X11の置き換えを目指すディスプレイサーバー「Wayland 1.0.0」がリリース

 ディスプレイサーバー開発プロジェクト「Wayland」のKristian Hogsberg氏は10月22日、「Wayland 1.0.0」およびそのリファレンス実装「Weston 1.0.0」を公開した。ディスプレイサーバーとしての基本的な機能がそろい、今後の開発に向けたベースになるリリースという。

 Waylandは2008年にHogsberg氏が開始したプロジェクト。LinuxなどUNIX系OS向けのデスクトップ画面描画を行うディスプレイサーバーおよびそのプロトコルで、X Windows Systemの置き換えと位置付けられることもある。モダンなソフトウェアアーキテクチャへの対応、軽量さ、簡素化などを特徴とし、UbuntuやFedoraなどが採用を計画している。

 Wayland 1.0についてHogsberg氏は、プロトコルに基本的な機能が揃い、今後新機能を構築する土台になると説明している。7月末に公開したバージョン0.95からの変更はバグの修正とドキュメンテーションが主となるが、APIスレッドセーフなどの変更が0.99.0までに加わっているという。
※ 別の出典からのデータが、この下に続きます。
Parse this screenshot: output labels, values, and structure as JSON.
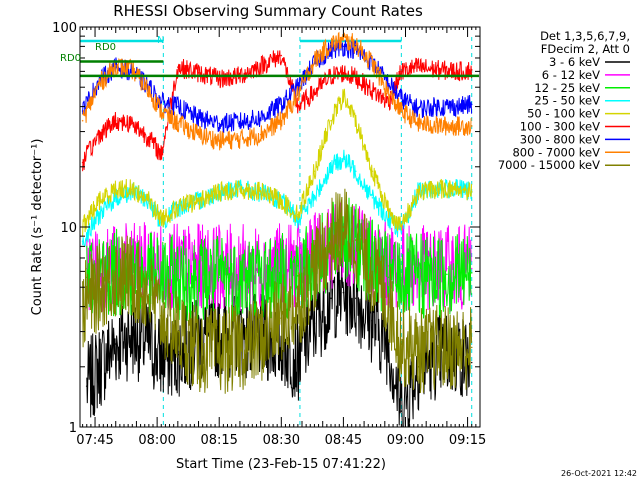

 今後は互換性を維持するためのバージョン番号付けを行っていくとのことで、方針としてはX Serverにならい、後方互換性を維持しながらアップデートを行っていくという。たとえばクライアントがサーバーにバージョン情報を伝え、サーバーはクライアントに対応するイベントのみを通信する、といった方法で互換性の維持を行うとのこと。新しいAPIを追加すると同時に古いものを非推奨にしたり削除することも考えられるが、クライアントには対応するインターフェイスを動的に探し、利用できない場合はフォールバックする仕組みを設けるという。バージョン1系においても今後プロトコルやAPIの追加が行われるが、既存のWaylandで動作するクライアントアプリケーションは今後バージョン1系でのバージョンアップが行われても動作するとのこと。

 数週間以内にドキュメンテーションを主な目的とした1.0.1をリリースする予定だが、その後のロードマップは現時点ではないと記している。

 WaylandおよびWestonは、FreedesktopプロジェクトのWebサイトよりダウンロードできる。ライセンスはMIT License。